Soziale Marktwirtschaft, Demokratie im Sinne der Mütter und Väter des Grundgesetzes, Sicherheit durch die Einbindung in die Europäische Union und die NATO, eine in sich stabile, von einem starken Mittelstand geprägte Gesellschaft scheinen ausgedient zu haben, schreibt der Vorsitzende. Aufgegeben zugunsten einer Flexibilisierung der Arbeitswelt und eines globalen Kapitalismus, der keine Rücksicht auf klimatische Veränderungen nimmt, erschwert durch Konflikte innerhalb europäischer Staaten und mit Russland, gefährdet durch Demokratiemüdigkeit und mangelnde Bereitschaft zu geordnetem Konflikt und ehrlichem Kompromiss. Die Debatten in Parlamenten, im Fernsehen und im Internet zeugten von einer gewissen Verwahrlosung. „Alternativen Fakten“ werde eher geglaubt als gründlich recherchierter Wirklichkeit. Die Kirchen als lange integrierende und Werte prägende Institutionen hätten ihre Bedeutung teils mutwillig verspielt, teils in einer pluralistischen Gesellschaft verloren, so der Vorsitzende.

Die Bevölkerung reagiere unterschiedlich auf diese Veränderungen, teils besonnen, teils hysterisch, teils mit dem Kopf im Sand, teils aber auch gewaltbereit, schreibt Andreas Kahnt. Manche suchten Lösungen in besserer Bildung, andere wollten die Demokratie westlicher Art abschaffen. Dazwischen gebe es viel Verwirrung und Ratlosigkeit. Das Thema der Tagung Ende der Sicherheit bringe die Beobachtungen auf den Punkt. 

Und was hat das mit Pfarrerinnen und Pfarrern zu tun?

„Pfarrerinnen und Pfarrer sehen sich in Predigt, Seelsorge und Unterricht, aber auch in der politischen Diskussion vor Ort in den Gemeinden mit den beschriebenen tatsächlichen und „gefühlten“ Veränderungen konfrontiert. Sie müssen Stellung beziehen und dabei zugleich den Zusammenhalt in der Gesellschaft im Blick behalten,“ so der Vorsitzende.
Der Pfarrerinnen- und Pfarrertag solle deshalb Analyse der Situation und zugleich Ermutigung sein, nicht aufzugeben im täglichen Bemühen um Verständnis, Einsicht, kluge Entscheidung, tatkräftige Hilfe und Zeichen christlicher Zuversicht und Nächstenliebe. 
„Wenn das Ende der Sicherheit gekommen ist, nützen keine Beschwichtigungen. Stattdessen bedarf es eines nüchternen Blicks und einer erhellenden Analyse“, so Kahnt.

Das Programm

Der 76. Deutsche Pfarrerinnen- und Pfarrertag findet vom 28.-30. September 2020 in Leipzig statt. Er beginnt mit einem Gottesdienst am Nachmittag und einem festlichen Abend und wird mit dem Hauptvortrag zum Tagungsthema am Folgetag fortgesetzt. Am Nachmittag dieses zweiten Tages wird in einer Podiumsdiskussion mit Vertreterinnen und Vertretern verschiedener politischer, akademischer und kirchlicher Gruppen unter Einbeziehung des Plenums das Thema vertieft werden. Am Abend ist ein kulturelles Programm vorgesehen. Die Tagung endet mit Besichtigungen und Führungen in Leipzig am 30. September gegen Mittag.

Die Stadt

Leipzig als Stadt bietet aus historischer Sicht wie durch ihre aktuelle politische, akademische und wirtschaftliche Lage einen mehr als geeigneten Ort, das Thema Ende der Sicherheit zu bedenken.

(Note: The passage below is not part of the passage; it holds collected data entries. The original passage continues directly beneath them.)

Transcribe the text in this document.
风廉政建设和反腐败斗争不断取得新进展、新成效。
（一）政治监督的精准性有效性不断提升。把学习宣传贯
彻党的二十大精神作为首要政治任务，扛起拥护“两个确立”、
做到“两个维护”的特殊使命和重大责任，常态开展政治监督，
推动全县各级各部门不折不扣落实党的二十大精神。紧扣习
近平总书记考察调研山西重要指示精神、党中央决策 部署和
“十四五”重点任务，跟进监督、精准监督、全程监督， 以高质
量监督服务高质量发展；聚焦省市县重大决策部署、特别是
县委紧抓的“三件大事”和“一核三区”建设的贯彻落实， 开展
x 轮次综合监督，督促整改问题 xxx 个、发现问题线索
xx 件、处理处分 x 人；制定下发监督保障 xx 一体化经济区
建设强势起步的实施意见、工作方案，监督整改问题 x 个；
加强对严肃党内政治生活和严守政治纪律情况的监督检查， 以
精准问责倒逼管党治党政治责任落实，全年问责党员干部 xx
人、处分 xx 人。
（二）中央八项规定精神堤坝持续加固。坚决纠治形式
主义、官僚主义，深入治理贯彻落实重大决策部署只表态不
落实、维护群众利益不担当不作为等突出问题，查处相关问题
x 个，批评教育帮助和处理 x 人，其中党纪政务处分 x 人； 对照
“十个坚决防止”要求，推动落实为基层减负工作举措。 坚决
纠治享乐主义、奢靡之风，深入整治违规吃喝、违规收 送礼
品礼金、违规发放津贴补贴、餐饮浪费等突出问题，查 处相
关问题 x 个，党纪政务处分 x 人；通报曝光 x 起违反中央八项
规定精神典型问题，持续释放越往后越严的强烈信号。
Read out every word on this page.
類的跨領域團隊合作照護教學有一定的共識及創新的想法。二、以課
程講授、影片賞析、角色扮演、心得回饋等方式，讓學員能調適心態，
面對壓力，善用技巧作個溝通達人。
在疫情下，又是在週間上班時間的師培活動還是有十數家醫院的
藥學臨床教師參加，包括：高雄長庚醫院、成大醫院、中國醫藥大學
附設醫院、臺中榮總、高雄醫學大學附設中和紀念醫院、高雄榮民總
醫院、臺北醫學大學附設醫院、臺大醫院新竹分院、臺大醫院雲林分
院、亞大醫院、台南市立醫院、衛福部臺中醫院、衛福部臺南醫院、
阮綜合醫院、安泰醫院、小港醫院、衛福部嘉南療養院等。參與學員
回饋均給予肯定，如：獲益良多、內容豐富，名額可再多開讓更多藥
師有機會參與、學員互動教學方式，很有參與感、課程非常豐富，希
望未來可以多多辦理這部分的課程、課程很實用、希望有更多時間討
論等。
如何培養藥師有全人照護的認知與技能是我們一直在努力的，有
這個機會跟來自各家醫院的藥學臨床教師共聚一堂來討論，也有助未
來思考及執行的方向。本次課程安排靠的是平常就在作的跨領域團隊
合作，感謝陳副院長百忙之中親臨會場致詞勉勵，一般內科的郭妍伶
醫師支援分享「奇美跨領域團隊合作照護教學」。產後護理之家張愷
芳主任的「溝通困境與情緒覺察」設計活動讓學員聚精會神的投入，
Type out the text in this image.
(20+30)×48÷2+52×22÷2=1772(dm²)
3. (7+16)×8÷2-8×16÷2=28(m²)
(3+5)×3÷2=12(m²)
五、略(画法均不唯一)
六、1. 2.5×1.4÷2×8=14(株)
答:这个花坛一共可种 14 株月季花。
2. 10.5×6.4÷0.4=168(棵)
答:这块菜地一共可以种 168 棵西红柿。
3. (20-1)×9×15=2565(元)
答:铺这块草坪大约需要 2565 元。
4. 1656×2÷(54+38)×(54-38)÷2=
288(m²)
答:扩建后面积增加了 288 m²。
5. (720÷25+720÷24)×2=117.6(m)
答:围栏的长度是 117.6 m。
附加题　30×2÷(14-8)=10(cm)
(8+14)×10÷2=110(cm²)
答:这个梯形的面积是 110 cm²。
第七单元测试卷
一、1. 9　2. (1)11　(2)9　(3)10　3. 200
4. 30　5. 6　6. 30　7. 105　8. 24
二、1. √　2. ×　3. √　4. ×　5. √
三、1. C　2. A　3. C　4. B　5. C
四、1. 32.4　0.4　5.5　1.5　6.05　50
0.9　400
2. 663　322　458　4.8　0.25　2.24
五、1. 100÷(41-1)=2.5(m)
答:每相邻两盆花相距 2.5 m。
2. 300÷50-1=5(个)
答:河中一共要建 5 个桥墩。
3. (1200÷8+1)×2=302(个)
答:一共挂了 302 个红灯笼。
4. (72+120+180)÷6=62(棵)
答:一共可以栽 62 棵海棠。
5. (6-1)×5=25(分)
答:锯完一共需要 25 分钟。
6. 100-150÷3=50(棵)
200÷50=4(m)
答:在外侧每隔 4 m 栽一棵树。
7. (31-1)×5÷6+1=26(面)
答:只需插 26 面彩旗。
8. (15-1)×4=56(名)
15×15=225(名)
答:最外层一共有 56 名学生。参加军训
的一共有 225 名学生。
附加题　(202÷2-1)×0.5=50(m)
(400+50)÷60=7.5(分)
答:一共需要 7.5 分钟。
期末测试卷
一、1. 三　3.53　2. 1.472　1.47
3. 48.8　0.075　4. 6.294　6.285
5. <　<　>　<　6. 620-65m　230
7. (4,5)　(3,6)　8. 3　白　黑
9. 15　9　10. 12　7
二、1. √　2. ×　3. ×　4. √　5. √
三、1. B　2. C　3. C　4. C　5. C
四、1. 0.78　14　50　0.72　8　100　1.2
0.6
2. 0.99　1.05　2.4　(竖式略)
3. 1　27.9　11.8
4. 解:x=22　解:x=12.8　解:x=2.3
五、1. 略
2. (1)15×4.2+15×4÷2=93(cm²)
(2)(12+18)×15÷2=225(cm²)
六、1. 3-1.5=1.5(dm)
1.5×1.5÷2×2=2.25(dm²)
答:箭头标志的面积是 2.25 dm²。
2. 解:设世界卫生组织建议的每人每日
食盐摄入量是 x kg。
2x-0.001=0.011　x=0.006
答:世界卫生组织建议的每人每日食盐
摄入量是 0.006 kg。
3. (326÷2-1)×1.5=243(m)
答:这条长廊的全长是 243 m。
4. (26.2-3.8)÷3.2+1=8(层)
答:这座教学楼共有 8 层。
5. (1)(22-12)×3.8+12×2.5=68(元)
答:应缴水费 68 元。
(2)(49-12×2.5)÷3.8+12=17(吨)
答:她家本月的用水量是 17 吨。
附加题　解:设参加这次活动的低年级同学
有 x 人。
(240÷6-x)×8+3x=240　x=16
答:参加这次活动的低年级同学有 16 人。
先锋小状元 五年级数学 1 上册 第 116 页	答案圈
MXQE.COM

Der Verband evangelischer Pfarrerinnen und Pfarrer in Deutschland und der Sächsische Pfarrverein freuen sich darauf, viele Interessierte in Leipzig willkommen heißen zu dürfen! Anmeldung zum Deutschen Pfarrerinnen- und Pfarrertag sind ab April auf dieser Internetseite und über das Formular im Deutschen Pfarrerblatt möglich.